Until recently, if you wanted to know what REST APIs were available in the Open edX platform, you’d have to spin up an instance and then look at the api-docs/ endpoint for your instance to see what was available to you. Starting yesterday, we’ve started publishing all the known REST endpoints for the edx-platform code base to the https://docs.openedx.org site!
This document is auto generated from the code and related doc strings so in a lot of cases it’s pretty incomplete. This is hopefully just a starting point and now that people can see the docs, it will be easier to find gaps and to help improve the documentation by making PRs to the code to add the relevant info there.
Any feedback or questions people have about this would be appreciated!
Would it be possible to generate the “Table of Contents” panel on the right hand side of that page, as seen on other pages like Feature Toggles ? And is there some way the endpoints could be grouped by category?
Hey Braden, thanks for the feedback, I’ll look into why the table of contents is not being generated, I’m using a 3rd party library so it may be a shortcoming of that. I’ll be looking into better grouping and organization of the information as well.
While looking through the API, associating them with the Trichotomy did not seem super useful to me just yet. I think we’re honestly a ways away from being so formal about the APIs. I think once the API exists it should be assumed that people are using it and it should get proper versioning and major version bumps when backwards incompatible changes happen.

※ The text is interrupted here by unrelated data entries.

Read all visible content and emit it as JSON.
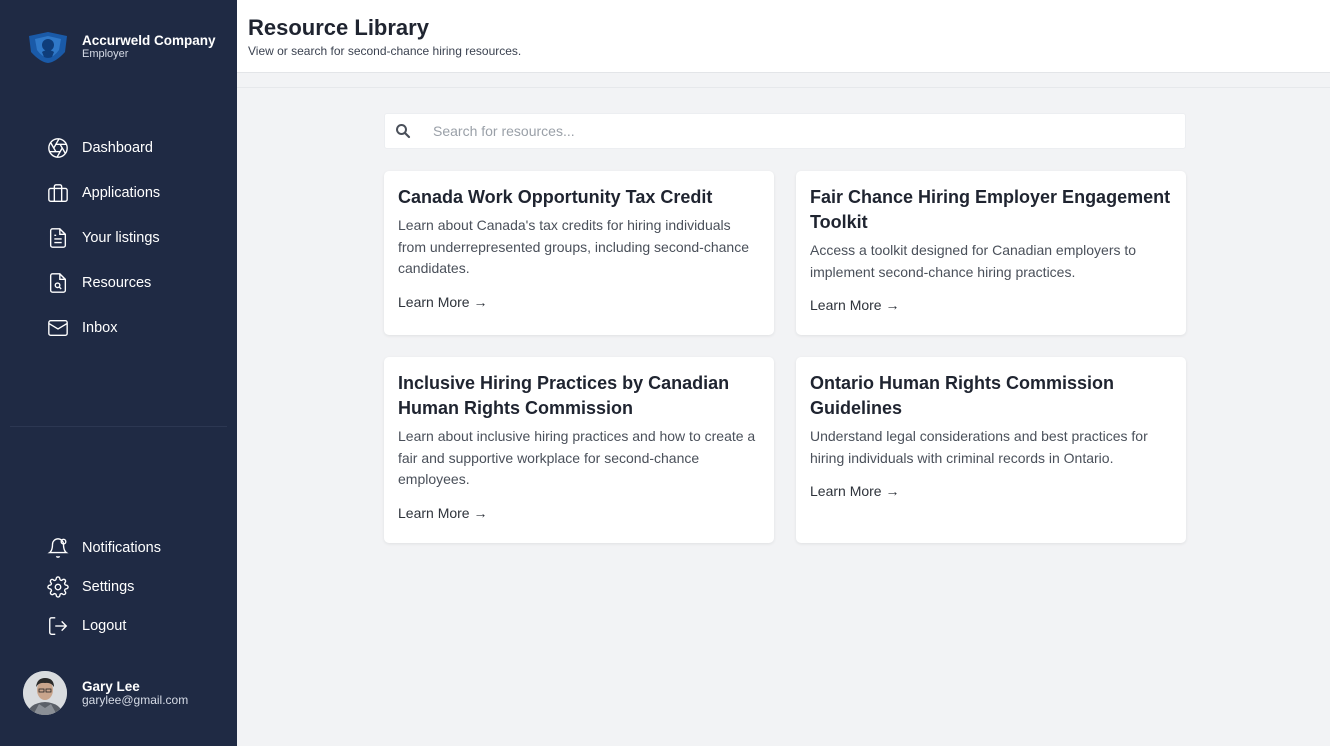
{
  "brand": {
    "company": "Accurweld Company",
    "role": "Employer"
  },
  "nav": {
    "main": [
      {
        "label": "Dashboard",
        "icon": "aperture-icon"
      },
      {
        "label": "Applications",
        "icon": "briefcase-icon"
      },
      {
        "label": "Your listings",
        "icon": "document-icon"
      },
      {
        "label": "Resources",
        "icon": "document-search-icon"
      },
      {
        "label": "Inbox",
        "icon": "mail-icon"
      }
    ],
    "secondary": [
      {
        "label": "Notifications",
        "icon": "bell-icon"
      },
      {
        "label": "Settings",
        "icon": "gear-icon"
      },
      {
        "label": "Logout",
        "icon": "logout-icon"
      }
    ]
  },
  "user": {
    "name": "Gary Lee",
    "email": "garylee@gmail.com"
  },
  "header": {
    "title": "Resource Library",
    "subtitle": "View or search for second-chance hiring resources."
  },
  "search": {
    "placeholder": "Search for resources...",
    "value": ""
  },
  "cards": [
    {
      "title": "Canada Work Opportunity Tax Credit",
      "description": "Learn about Canada's tax credits for hiring individuals from underrepresented groups, including second-chance candidates.",
      "link": "Learn More →"
    },
    {
      "title": "Fair Chance Hiring Employer Engagement Toolkit",
      "description": "Access a toolkit designed for Canadian employers to implement second-chance hiring practices.",
      "link": "Learn More →"
    },
    {
      "title": "Inclusive Hiring Practices by Canadian Human Rights Commission",
      "description": "Learn about inclusive hiring practices and how to create a fair and supportive workplace for second-chance employees.",
      "link": "Learn More →"
    },
    {
      "title": "Ontario Human Rights Commission Guidelines",
      "description": "Understand legal considerations and best practices for hiring individuals with criminal records in Ontario.",
      "link": "Learn More →"
    }
  ],
  "colors": {
    "sidebar": "#1f2a44",
    "background": "#f2f3f5",
    "card": "#ffffff",
    "title_text": "#1f2430"
  }
}
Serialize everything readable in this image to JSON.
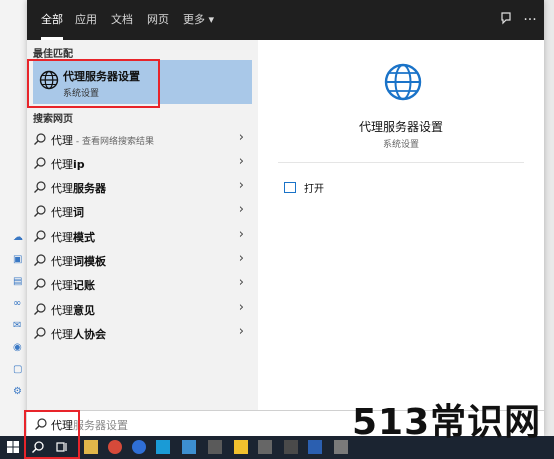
{
  "tabs": [
    {
      "label": "全部",
      "active": true
    },
    {
      "label": "应用",
      "active": false
    },
    {
      "label": "文档",
      "active": false
    },
    {
      "label": "网页",
      "active": false
    },
    {
      "label": "更多 ▾",
      "active": false
    }
  ],
  "toolbar_icons": [
    "feedback-icon",
    "more-options-icon"
  ],
  "best_match": {
    "section_title": "最佳匹配",
    "title": "代理服务器设置",
    "subtitle": "系统设置",
    "icon": "globe-icon"
  },
  "web": {
    "section_title": "搜索网页",
    "items": [
      {
        "prefix": "代理",
        "bold": "",
        "suffix": " - 查看网络搜索结果"
      },
      {
        "prefix": "代理",
        "bold": "ip",
        "suffix": ""
      },
      {
        "prefix": "代理",
        "bold": "服务器",
        "suffix": ""
      },
      {
        "prefix": "代理",
        "bold": "词",
        "suffix": ""
      },
      {
        "prefix": "代理",
        "bold": "模式",
        "suffix": ""
      },
      {
        "prefix": "代理",
        "bold": "词模板",
        "suffix": ""
      },
      {
        "prefix": "代理",
        "bold": "记账",
        "suffix": ""
      },
      {
        "prefix": "代理",
        "bold": "意见",
        "suffix": ""
      },
      {
        "prefix": "代理",
        "bold": "人协会",
        "suffix": ""
      }
    ]
  },
  "detail": {
    "title": "代理服务器设置",
    "subtitle": "系统设置",
    "open_label": "打开"
  },
  "search": {
    "typed": "代理",
    "suggestion": "服务器设置"
  },
  "watermark": "513常识网",
  "colors": {
    "accent": "#1a73c8",
    "selection": "#a9c8e8",
    "highlight_box": "#e8242a",
    "topbar": "#1f1f1f",
    "taskbar": "#1b2431"
  }
}
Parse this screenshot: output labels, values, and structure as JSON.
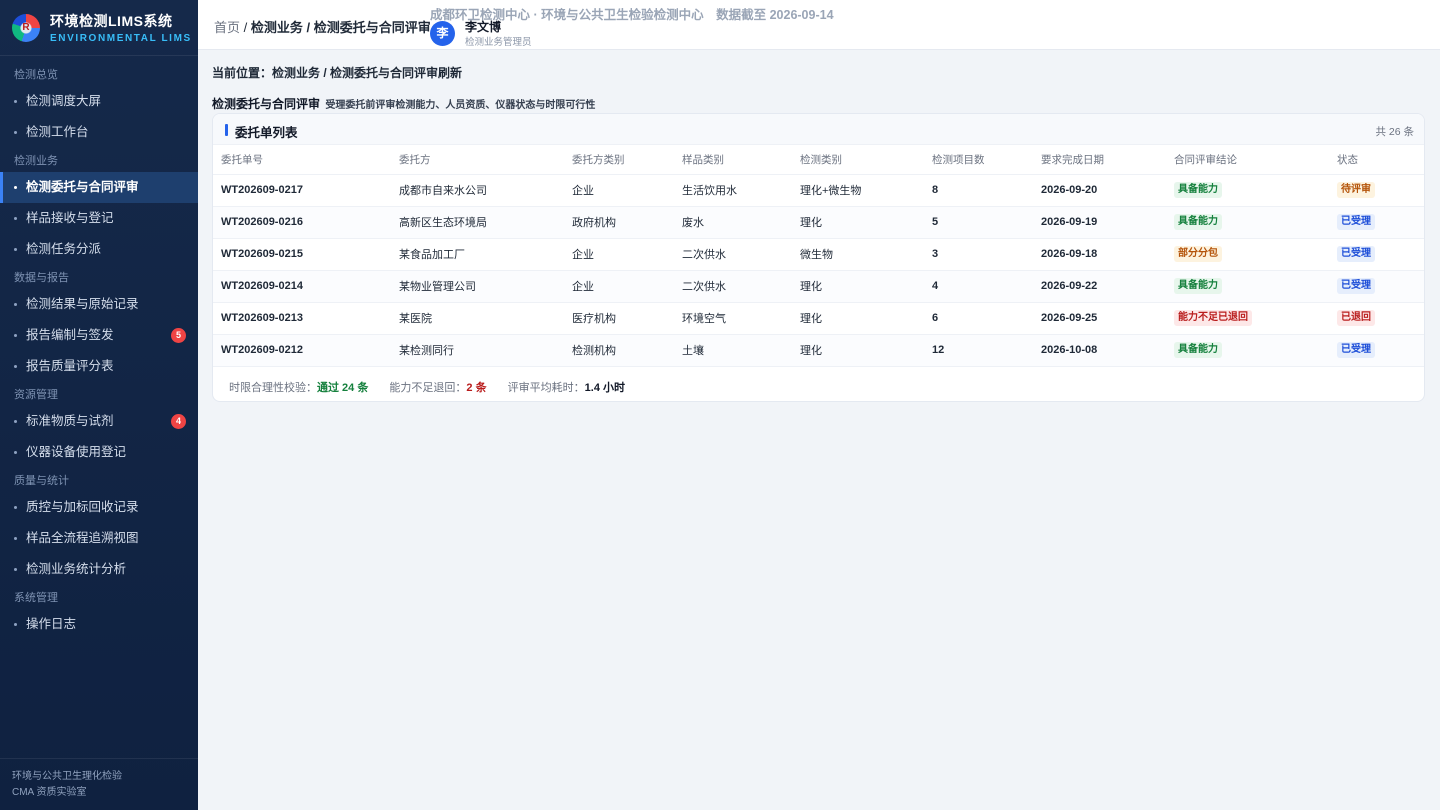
{
  "brand": {
    "logo_text": "R",
    "title": "环境检测LIMS系统",
    "subtitle": "ENVIRONMENTAL LIMS"
  },
  "sidebar": {
    "groups": [
      {
        "label": "检测总览",
        "items": [
          {
            "label": "检测调度大屏"
          },
          {
            "label": "检测工作台"
          }
        ]
      },
      {
        "label": "检测业务",
        "items": [
          {
            "label": "检测委托与合同评审",
            "active": true
          },
          {
            "label": "样品接收与登记"
          },
          {
            "label": "检测任务分派"
          }
        ]
      },
      {
        "label": "数据与报告",
        "items": [
          {
            "label": "检测结果与原始记录"
          },
          {
            "label": "报告编制与签发",
            "badge": "5"
          },
          {
            "label": "报告质量评分表"
          }
        ]
      },
      {
        "label": "资源管理",
        "items": [
          {
            "label": "标准物质与试剂",
            "badge": "4"
          },
          {
            "label": "仪器设备使用登记"
          }
        ]
      },
      {
        "label": "质量与统计",
        "items": [
          {
            "label": "质控与加标回收记录"
          },
          {
            "label": "样品全流程追溯视图"
          },
          {
            "label": "检测业务统计分析"
          }
        ]
      },
      {
        "label": "系统管理",
        "items": [
          {
            "label": "操作日志"
          }
        ]
      }
    ],
    "footer": {
      "line1": "环境与公共卫生理化检验",
      "line2": "CMA 资质实验室"
    }
  },
  "topbar": {
    "crumb_home": "首页",
    "crumb_sep": "/",
    "crumb_path": "检测业务 / 检测委托与合同评审",
    "org": "成都环卫检测中心 · 环境与公共卫生检验检测中心　数据截至 2026-09-14",
    "user": {
      "avatar": "李",
      "name": "李文博",
      "role": "检测业务管理员"
    }
  },
  "main": {
    "location": "当前位置：检测业务 / 检测委托与合同评审刷新",
    "title": "检测委托与合同评审",
    "subtitle": "受理委托前评审检测能力、人员资质、仪器状态与时限可行性",
    "card": {
      "title": "委托单列表",
      "count": "共 26 条",
      "columns": [
        "委托单号",
        "委托方",
        "委托方类别",
        "样品类别",
        "检测类别",
        "检测项目数",
        "要求完成日期",
        "合同评审结论",
        "状态"
      ],
      "rows": [
        {
          "id": "WT202609-0217",
          "client": "成都市自来水公司",
          "client_type": "企业",
          "sample": "生活饮用水",
          "category": "理化+微生物",
          "items": "8",
          "due": "2026-09-20",
          "conclusion": "具备能力",
          "conclusion_color": "green",
          "status": "待评审",
          "status_color": "amber"
        },
        {
          "id": "WT202609-0216",
          "client": "高新区生态环境局",
          "client_type": "政府机构",
          "sample": "废水",
          "category": "理化",
          "items": "5",
          "due": "2026-09-19",
          "conclusion": "具备能力",
          "conclusion_color": "green",
          "status": "已受理",
          "status_color": "blue"
        },
        {
          "id": "WT202609-0215",
          "client": "某食品加工厂",
          "client_type": "企业",
          "sample": "二次供水",
          "category": "微生物",
          "items": "3",
          "due": "2026-09-18",
          "conclusion": "部分分包",
          "conclusion_color": "amber",
          "status": "已受理",
          "status_color": "blue"
        },
        {
          "id": "WT202609-0214",
          "client": "某物业管理公司",
          "client_type": "企业",
          "sample": "二次供水",
          "category": "理化",
          "items": "4",
          "due": "2026-09-22",
          "conclusion": "具备能力",
          "conclusion_color": "green",
          "status": "已受理",
          "status_color": "blue"
        },
        {
          "id": "WT202609-0213",
          "client": "某医院",
          "client_type": "医疗机构",
          "sample": "环境空气",
          "category": "理化",
          "items": "6",
          "due": "2026-09-25",
          "conclusion": "能力不足已退回",
          "conclusion_color": "red",
          "status": "已退回",
          "status_color": "red"
        },
        {
          "id": "WT202609-0212",
          "client": "某检测同行",
          "client_type": "检测机构",
          "sample": "土壤",
          "category": "理化",
          "items": "12",
          "due": "2026-10-08",
          "conclusion": "具备能力",
          "conclusion_color": "green",
          "status": "已受理",
          "status_color": "blue"
        }
      ],
      "summary": {
        "s1_label": "时限合理性校验：",
        "s1_value": "通过 24 条",
        "s2_label": "能力不足退回：",
        "s2_value": "2 条",
        "s3_label": "评审平均耗时：",
        "s3_value": "1.4 小时"
      }
    }
  }
}
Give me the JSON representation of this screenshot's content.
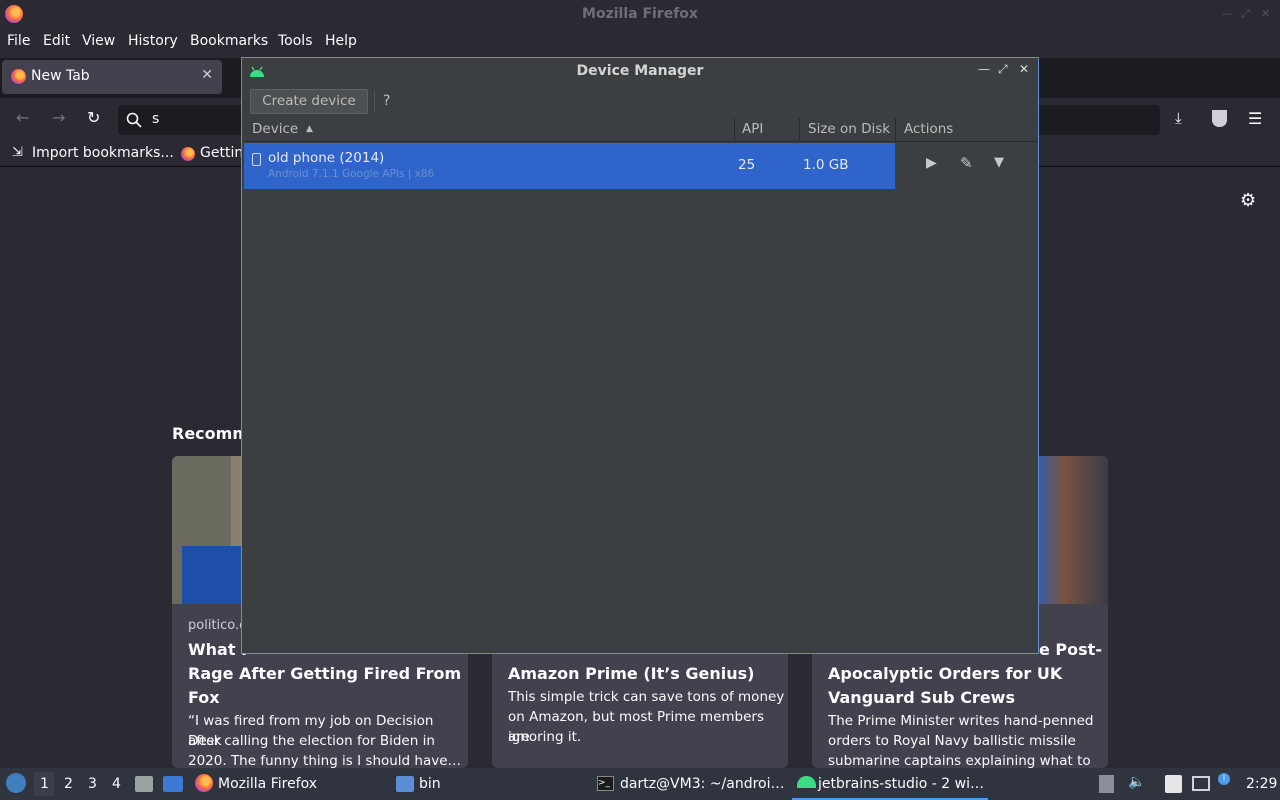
{
  "firefox": {
    "window_title": "Mozilla Firefox",
    "menu": [
      "File",
      "Edit",
      "View",
      "History",
      "Bookmarks",
      "Tools",
      "Help"
    ],
    "tab_label": "New Tab",
    "url_query": "s",
    "bookmarks": [
      "Import bookmarks...",
      "Gettin"
    ],
    "recommended_heading": "Recomm",
    "cards": [
      {
        "source": "politico.c",
        "title_lines": [
          "What I",
          "Rage After Getting Fired From",
          "Fox"
        ],
        "desc_lines": [
          "“I was fired from my job on Decision Desk",
          "after calling the election for Biden in",
          "2020. The funny thing is I should have…"
        ]
      },
      {
        "source": "",
        "title_lines": [
          "Amazon Prime (It’s Genius)"
        ],
        "desc_lines": [
          "This simple trick can save tons of money",
          "on Amazon, but most Prime members are",
          "ignoring it."
        ]
      },
      {
        "source": "",
        "title_lines": [
          "e Post-",
          "Apocalyptic Orders for UK",
          "Vanguard Sub Crews"
        ],
        "desc_lines": [
          "The Prime Minister writes hand-penned",
          "orders to Royal Navy ballistic missile",
          "submarine captains explaining what to …"
        ]
      }
    ]
  },
  "device_manager": {
    "title": "Device Manager",
    "create_button": "Create device",
    "help_button": "?",
    "columns": [
      "Device",
      "API",
      "Size on Disk",
      "Actions"
    ],
    "rows": [
      {
        "name": "old phone (2014)",
        "subtitle": "Android 7.1.1 Google APIs | x86",
        "api": "25",
        "size": "1.0 GB"
      }
    ]
  },
  "taskbar": {
    "workspaces": [
      "1",
      "2",
      "3",
      "4"
    ],
    "tasks": [
      "Mozilla Firefox",
      "bin",
      "dartz@VM3: ~/androi…",
      "jetbrains-studio - 2 wi…"
    ],
    "clock": "2:29"
  },
  "colors": {
    "selection": "#2f65ca",
    "dialog_bg": "#3c3f41",
    "firefox_bg": "#2b2a33"
  }
}
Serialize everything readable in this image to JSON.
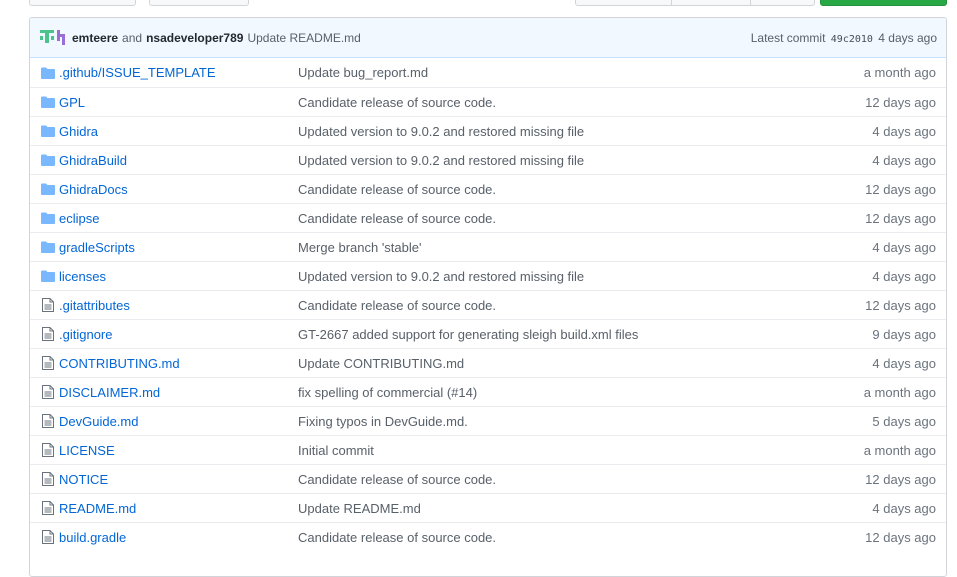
{
  "commit_bar": {
    "author1": "emteere",
    "and_text": "and",
    "author2": "nsadeveloper789",
    "message": "Update README.md",
    "latest_label": "Latest commit",
    "sha": "49c2010",
    "age": "4 days ago"
  },
  "colors": {
    "link": "#0366d6",
    "folder": "#79b8ff",
    "file": "#6a737d",
    "commit_bar_bg": "#f1f8ff",
    "primary_button": "#28a745"
  },
  "files": [
    {
      "name": ".github/ISSUE_TEMPLATE",
      "type": "folder",
      "message": "Update bug_report.md",
      "age": "a month ago"
    },
    {
      "name": "GPL",
      "type": "folder",
      "message": "Candidate release of source code.",
      "age": "12 days ago"
    },
    {
      "name": "Ghidra",
      "type": "folder",
      "message": "Updated version to 9.0.2 and restored missing file",
      "age": "4 days ago"
    },
    {
      "name": "GhidraBuild",
      "type": "folder",
      "message": "Updated version to 9.0.2 and restored missing file",
      "age": "4 days ago"
    },
    {
      "name": "GhidraDocs",
      "type": "folder",
      "message": "Candidate release of source code.",
      "age": "12 days ago"
    },
    {
      "name": "eclipse",
      "type": "folder",
      "message": "Candidate release of source code.",
      "age": "12 days ago"
    },
    {
      "name": "gradleScripts",
      "type": "folder",
      "message": "Merge branch 'stable'",
      "age": "4 days ago"
    },
    {
      "name": "licenses",
      "type": "folder",
      "message": "Updated version to 9.0.2 and restored missing file",
      "age": "4 days ago"
    },
    {
      "name": ".gitattributes",
      "type": "file",
      "message": "Candidate release of source code.",
      "age": "12 days ago"
    },
    {
      "name": ".gitignore",
      "type": "file",
      "message": "GT-2667 added support for generating sleigh build.xml files",
      "age": "9 days ago"
    },
    {
      "name": "CONTRIBUTING.md",
      "type": "file",
      "message": "Update CONTRIBUTING.md",
      "age": "4 days ago"
    },
    {
      "name": "DISCLAIMER.md",
      "type": "file",
      "message": "fix spelling of commercial (#14)",
      "age": "a month ago"
    },
    {
      "name": "DevGuide.md",
      "type": "file",
      "message": "Fixing typos in DevGuide.md.",
      "age": "5 days ago"
    },
    {
      "name": "LICENSE",
      "type": "file",
      "message": "Initial commit",
      "age": "a month ago"
    },
    {
      "name": "NOTICE",
      "type": "file",
      "message": "Candidate release of source code.",
      "age": "12 days ago"
    },
    {
      "name": "README.md",
      "type": "file",
      "message": "Update README.md",
      "age": "4 days ago"
    },
    {
      "name": "build.gradle",
      "type": "file",
      "message": "Candidate release of source code.",
      "age": "12 days ago"
    }
  ]
}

A related split that I’ve been seeing in the APIs that I’m hoping we can begin documenting is APIs that only affect the calling user vs APIs that affect other resources (including other users) in the system. I’ve been trying to come up with good names for these but I’m not necessarily happy with what I have:
For the ones that only affect resources related to the calling user:
BFF APIs - Backend for Frontend APIs since they’re often used by MFEs on behalf of the user.
Frontend APIs - Same reason as above
Personal APIs - Since they impact the caller.
For the APIs that affect other resources
System APIs - Since they can impact many resources in the system
Admin APIs - Since the expectation is that you need some level of privilege to use these usually.
Machine-to-machine APIs - Since you could use these to integrate external systems with the Open edX Platform
It may be that this distinction doesn’t matter and would be obvious by what parameters the APIs took and what permissions you needed to use them. So investing in the API documentation would generally make it clear.
I couldn’t continue with this issue this past week for some technical reasons. I would still like to work on reducing the warnings that occur during the building process of the docs.
Though, since the docs are already live, I’m not sure if that is still needed, so I would start working on it if you gave me a go. If it’s not the case, you could still let me know how else I can contribute. I really want to. Thanks.
Currently yes, this is just the edx-platform LMS APIs and even under those, it’s just the ones that have api in the path as a way to filter for things that are more intentionally APIs as opposed to other internal endpoints that use DRF. This is pretty configurable, so I’d love to hear more about any opinions you or others have about this.
Yes, this is currently based off the main branch, I’ll look into backporting this code to Palm but that’s tricky because there were significant changes to the documentation. However, going forward, this doc site will get version with the rest of docs.openedx.org so any future named releases will get versioned docs available.
It’s still useful to get rid of the warnings as they might be occluding some of the docs or other issues that might not be obvious when just looking at the live rendering of the documentation.